While this is the latest episode of alleged corruption in a PSB, it is not the only one. It would be a mistake, moreover, to see these cases as the result of individual greed. They reflect a systemic failure. PSBs have been under the scanner for widespread inefficiencies and corruption, and the P.J. Nayak Committee report of May 2014 details many of the sector’s endemic problems. However, despite several public pronouncements, the government lags behind on PSB reform.
Inadequate governance in PSBs has severely compromised their financial health, threatening to drain the public exchequer. The level of non-performing assets, a direct result of the lack of due diligence on the part of the bank, has reached such a point that Rs 3.6 lakh crore would be required to recapitalise the PSBs over the next three years. The root of the problem, laid out in worrying detail in Chapter 3 of the Nayak report, is the way bank boards are constituted and run. Board members are political appointees — disempowered and lacking any skill in banking — and the trail of inefficiency cascades downwards. The Nayak report recommended a three-phase reform of bank boards, calling on the government to separate ownership from the day-to-day management of the banks.

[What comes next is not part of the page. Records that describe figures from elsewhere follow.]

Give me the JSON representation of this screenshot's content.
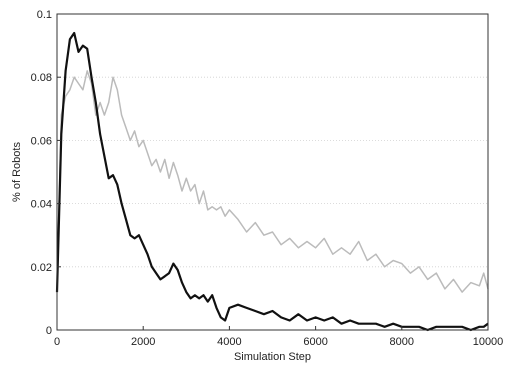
{
  "chart_data": {
    "type": "line",
    "title": "",
    "xlabel": "Simulation Step",
    "ylabel": "% of Robots",
    "xlim": [
      0,
      10000
    ],
    "ylim": [
      0,
      0.1
    ],
    "xticks": [
      0,
      2000,
      4000,
      6000,
      8000,
      10000
    ],
    "yticks": [
      0,
      0.02,
      0.04,
      0.06,
      0.08,
      0.1
    ],
    "xtick_labels": [
      "0",
      "2000",
      "4000",
      "6000",
      "8000",
      "10000"
    ],
    "ytick_labels": [
      "0",
      "0.02",
      "0.04",
      "0.06",
      "0.08",
      "0.1"
    ],
    "grid": "horizontal dotted",
    "legend": "none",
    "series": [
      {
        "color": "#bbbbbb",
        "x": [
          0,
          100,
          200,
          300,
          400,
          500,
          600,
          700,
          800,
          900,
          1000,
          1100,
          1200,
          1300,
          1400,
          1500,
          1600,
          1700,
          1800,
          1900,
          2000,
          2100,
          2200,
          2300,
          2400,
          2500,
          2600,
          2700,
          2800,
          2900,
          3000,
          3100,
          3200,
          3300,
          3400,
          3500,
          3600,
          3700,
          3800,
          3900,
          4000,
          4200,
          4400,
          4600,
          4800,
          5000,
          5200,
          5400,
          5600,
          5800,
          6000,
          6200,
          6400,
          6600,
          6800,
          7000,
          7200,
          7400,
          7600,
          7800,
          8000,
          8200,
          8400,
          8600,
          8800,
          9000,
          9200,
          9400,
          9600,
          9800,
          9900,
          10000
        ],
        "y": [
          0.012,
          0.068,
          0.074,
          0.076,
          0.08,
          0.078,
          0.076,
          0.082,
          0.078,
          0.068,
          0.072,
          0.068,
          0.072,
          0.08,
          0.076,
          0.068,
          0.064,
          0.06,
          0.063,
          0.058,
          0.06,
          0.056,
          0.052,
          0.054,
          0.05,
          0.054,
          0.048,
          0.053,
          0.049,
          0.044,
          0.048,
          0.044,
          0.046,
          0.04,
          0.044,
          0.038,
          0.039,
          0.038,
          0.039,
          0.036,
          0.038,
          0.035,
          0.031,
          0.034,
          0.03,
          0.031,
          0.027,
          0.029,
          0.026,
          0.028,
          0.026,
          0.029,
          0.024,
          0.026,
          0.024,
          0.028,
          0.022,
          0.024,
          0.02,
          0.022,
          0.021,
          0.018,
          0.02,
          0.016,
          0.018,
          0.013,
          0.016,
          0.012,
          0.015,
          0.014,
          0.018,
          0.013
        ]
      },
      {
        "color": "#111111",
        "x": [
          0,
          100,
          200,
          300,
          400,
          500,
          600,
          700,
          800,
          900,
          1000,
          1100,
          1200,
          1300,
          1400,
          1500,
          1600,
          1700,
          1800,
          1900,
          2000,
          2100,
          2200,
          2300,
          2400,
          2500,
          2600,
          2700,
          2800,
          2900,
          3000,
          3100,
          3200,
          3300,
          3400,
          3500,
          3600,
          3700,
          3800,
          3900,
          4000,
          4200,
          4400,
          4600,
          4800,
          5000,
          5200,
          5400,
          5600,
          5800,
          6000,
          6200,
          6400,
          6600,
          6800,
          7000,
          7200,
          7400,
          7600,
          7800,
          8000,
          8200,
          8400,
          8600,
          8800,
          9000,
          9200,
          9400,
          9600,
          9800,
          9900,
          10000
        ],
        "y": [
          0.012,
          0.062,
          0.082,
          0.092,
          0.094,
          0.088,
          0.09,
          0.089,
          0.08,
          0.072,
          0.062,
          0.055,
          0.048,
          0.049,
          0.046,
          0.04,
          0.035,
          0.03,
          0.029,
          0.03,
          0.027,
          0.024,
          0.02,
          0.018,
          0.016,
          0.017,
          0.018,
          0.021,
          0.019,
          0.015,
          0.012,
          0.01,
          0.011,
          0.01,
          0.011,
          0.009,
          0.011,
          0.007,
          0.004,
          0.003,
          0.007,
          0.008,
          0.007,
          0.006,
          0.005,
          0.006,
          0.004,
          0.003,
          0.005,
          0.003,
          0.004,
          0.003,
          0.004,
          0.002,
          0.003,
          0.002,
          0.002,
          0.002,
          0.001,
          0.002,
          0.001,
          0.001,
          0.001,
          0.0,
          0.001,
          0.001,
          0.001,
          0.001,
          0.0,
          0.001,
          0.001,
          0.002
        ]
      }
    ]
  }
}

The Centre seems cognisant of the challenge. In January, during a bankers’ retreat in Pune, the prime minister promised that political interference in the functioning of banks would be curtailed. In August, the finance minister launched Indradhanush — a seven-pronged plan to revamp the functioning of PSBs. However, the government’s roadmap and its limited implementation have failed to inspire confidence. For the most part, instead of initiating structural changes, as suggested by the Nayak report, the government has chosen to do what appeared most convenient. It is not surprising, then, that the bad news keeps rolling in.